Le prix Goncourt 2022 est décerné à Brigitte Giraud, pour son livre "Vivre vite" (éd. Flammarion). Vingt ans après l'accident qui a coûté la vie à son mari, elle revient sur l'enchaînement des petits événements de l'existence qui ont conduit au drame. Une manière de garder vif le souvenir de l'être aimé. Un livre bouleversant !
Ce jeudi 3 novembre, l'académie Goncourt vient d'attribuer le prix Goncourt 2022 à Brigitte Giraud, pour "Vivre vite" (éd. Flammarion). L'ouvrage était en lice avec "Le Mage du Kremlin", de Giuliano da Empoli (éd. Gallimard), "Les Presque Sœurs" (éd. Seuil) de Cloé Korman et "Une somme humaine" (éd. Rivages) de Makenzy Orcel.
C’était il y a plus de vingt ans. Le 22 juin 1999. Claude est mort dans un accident de moto, sur une puissante cylindrée. C’était il y a plus de vingt ans, et sa femme n’est autre que l’auteure Brigitte Giraud, qui a écrit une dizaine de romans avant d’en venir à ce récit. "Vivre vite", c’est refaire l’histoire, rembobiner les jours pour comprendre ce qui a pu se passer. Et si, et si… Et si le destin ne s’en était pas mêlé, si le hasard avait fait qu’il pleuve ce jour-là. Les si s’enchaînent comme un jeu de domino. Toutes ces questions qu’on n’ose pas se poser, de peur de découvrir que la vie ne tient qu’à un fil, et qu’un jour, le fil casse.
"Quand aucune catastrophe ne survient, on avance sans se retourner, on fixe l’horizon, droit devant", se souvient Brigitte Giraud. Mais quand survient le drame, on remonte la chaîne des causalités, et on raconte comment la vie continue sans issue de secours : "J’ai emménagé seule avec notre fils, au cœur d’un enchaînement chronologique assez brutal. Signature de l’acte de vente. Accident. Déménagement. Obsèques. L’accélération la plus folle de mon existence. "
Ce qui est émouvant dans le récit de Brigitte Giraud, c’est la précision des souvenirs, cette mémoire d’un bonheur simple, que l’accident vient détruire en un instant. L’auteur cherche un coupable, s’interroge, culpabilise : "Je peux affirmer ici que c’était la vie parfaite. Cela a duré dix ans. Je ne sais pas ce qui m’a pris de vouloir changer quelque chose à cet équilibre." L’envie de déménager, le goût du changement, le désir de faire du neuf… "Claude me laissait faire, avec cette douceur et cette désinvolture qui le caractérisaient."
Pourquoi s’inquiéter ? Brigitte Giraud va de l’avant, sans imaginer un seul instant qu’elle puisse contribuer de quelque façon à l’issue fatale : "Par ma volonté, j’avais préparé, sans le savoir, les conditions de l’accident." Au fil des questions, c’est l’homme aimé qui se dessine, dont le souvenir est ravivé.

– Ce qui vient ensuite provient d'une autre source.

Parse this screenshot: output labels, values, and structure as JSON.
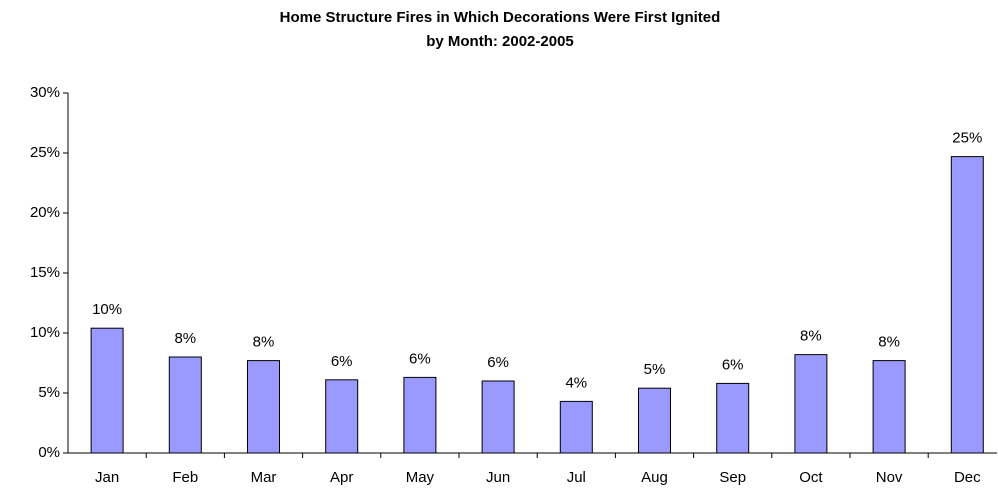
{
  "chart_data": {
    "type": "bar",
    "title": [
      "Home Structure Fires in Which Decorations Were First Ignited",
      "by Month:  2002-2005"
    ],
    "categories": [
      "Jan",
      "Feb",
      "Mar",
      "Apr",
      "May",
      "Jun",
      "Jul",
      "Aug",
      "Sep",
      "Oct",
      "Nov",
      "Dec"
    ],
    "values": [
      10.4,
      8.0,
      7.7,
      6.1,
      6.3,
      6.0,
      4.3,
      5.4,
      5.8,
      8.2,
      7.7,
      24.7
    ],
    "value_labels": [
      "10%",
      "8%",
      "8%",
      "6%",
      "6%",
      "6%",
      "4%",
      "5%",
      "6%",
      "8%",
      "8%",
      "25%"
    ],
    "color": "#9999ff",
    "ylim": [
      0,
      30
    ],
    "yticks": [
      {
        "value": 0,
        "label": "0%"
      },
      {
        "value": 5,
        "label": "5%"
      },
      {
        "value": 10,
        "label": "10%"
      },
      {
        "value": 15,
        "label": "15%"
      },
      {
        "value": 20,
        "label": "20%"
      },
      {
        "value": 25,
        "label": "25%"
      },
      {
        "value": 30,
        "label": "30%"
      }
    ],
    "grid": false
  }
}
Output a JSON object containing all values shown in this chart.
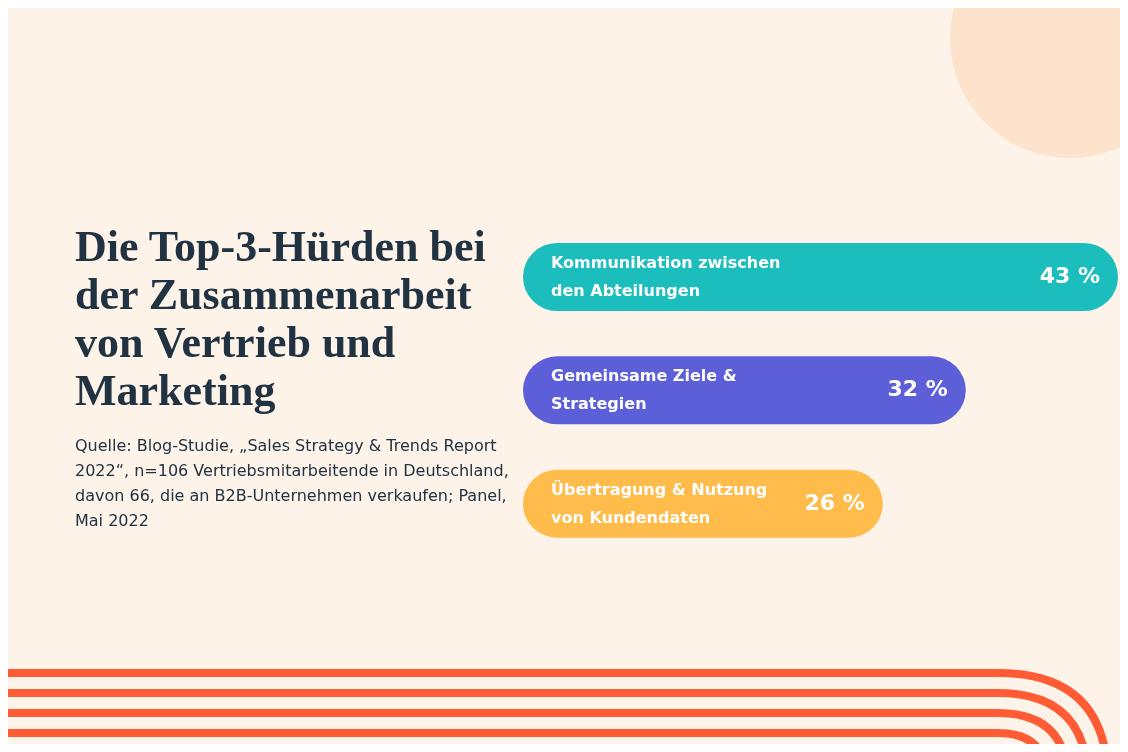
{
  "chart_data": {
    "type": "bar",
    "orientation": "horizontal",
    "title": "Die Top-3-Hürden bei der Zusammenarbeit von Vertrieb und Marketing",
    "categories": [
      "Kommunikation zwischen den Abteilungen",
      "Gemeinsame Ziele & Strategien",
      "Übertragung & Nutzung von Kundendaten"
    ],
    "values": [
      43,
      32,
      26
    ],
    "colors": [
      "#1cbdbd",
      "#5d5fd8",
      "#ffbc4b"
    ],
    "value_labels": [
      "43 %",
      "32 %",
      "26 %"
    ],
    "annotations": [
      "Quelle: Blog-Studie, „Sales Strategy & Trends Report 2022“, n=106 Vertriebsmitarbeitende in Deutschland, davon 66, die an B2B-Unternehmen verkaufen; Panel, Mai 2022"
    ]
  }
}
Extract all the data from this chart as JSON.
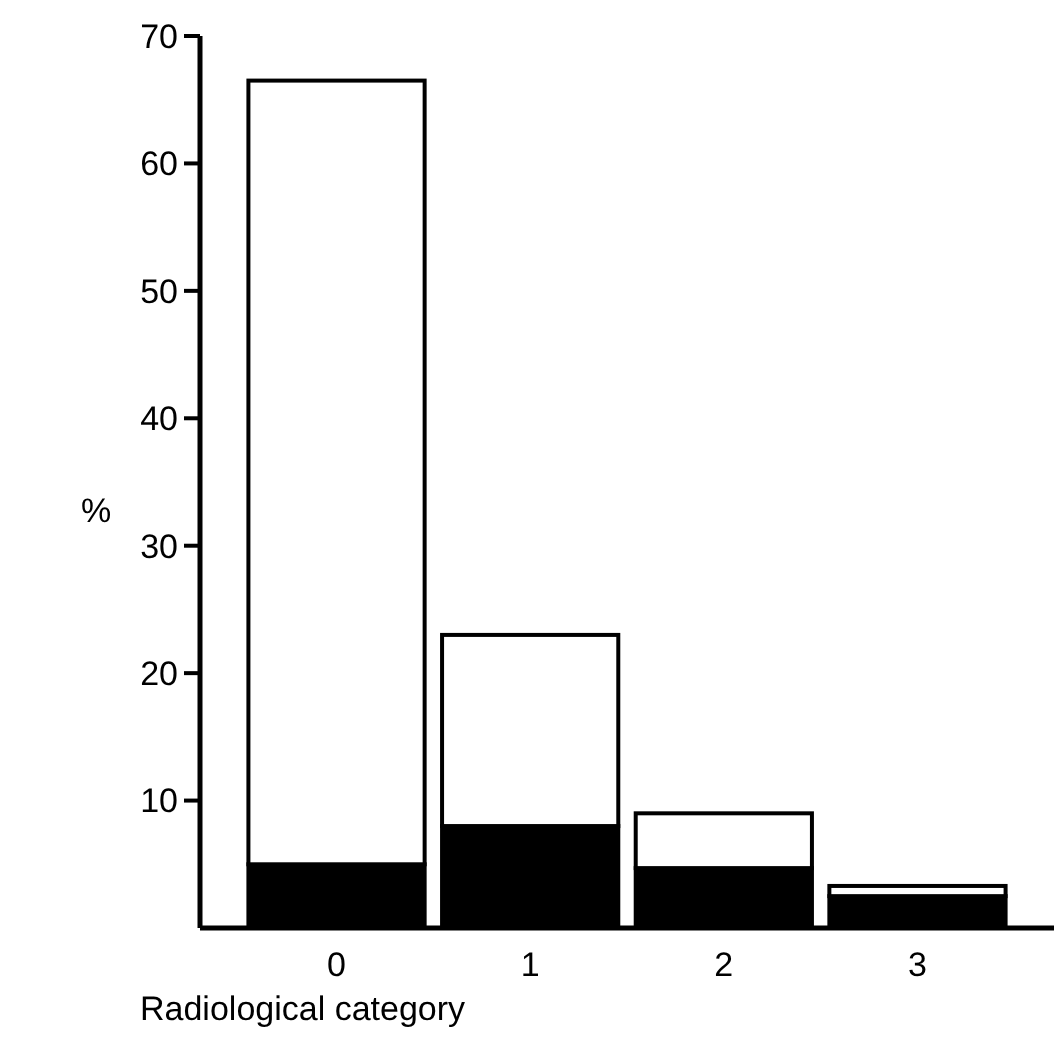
{
  "chart_data": {
    "type": "bar",
    "stacked": true,
    "xlabel": "Radiological category",
    "ylabel": "%",
    "categories": [
      "0",
      "1",
      "2",
      "3"
    ],
    "series": [
      {
        "color": "#000000",
        "values": [
          5,
          8,
          4.7,
          2.5
        ]
      },
      {
        "color": "#ffffff",
        "values": [
          61.5,
          15,
          4.3,
          0.8
        ]
      }
    ],
    "ylim": [
      0,
      70
    ],
    "yticks": [
      10,
      20,
      30,
      40,
      50,
      60,
      70
    ],
    "grid": false
  }
}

Des notes résonnent encore, alors qu’il aimait tant la musique : "Il écoutait des albums le soir à la maison, il prenait des notes, il me faisait découvrir ce qu’il aimait. C’était l’une de ses raisons de vivre, découvrir, dénicher, écouter, écouter encore, et transmettre." Retrouver cet homme disparu il y a vingt ans, et buter encore et toujours sur la part de mystère du jour terrible : "Il n’y a pas de mauvaises questions", insiste Brigitte Giraud.
Pourquoi a-t-il décidé de se déplacer en moto ce jour-là ? Pourquoi avec cette moto surpuissante qui était juste entreposée dans la nouvelle maison ? À quoi pensait-il ? "Je ne fais qu’émettre des hypothèses pour calmer cette béance qui me gagne quand je tente d’imaginer cette dernière journée." Les dernières minutes d’une vie restent à jamais inconnues. Aujourd’hui, il faut déménager, quitter cette maison qu’il n’a jamais habité, et peut-être le laisser partir, loin. "Ça fait vingt ans et ma mémoire est trouée. Il m’arrive de te perdre, je te laisse sortir de moi", écrit Brigitte Giraud. Plus qu’un livre de deuil, c’est une bouleversante déclaration d’amour. Au risque de vivre vite, trop vite.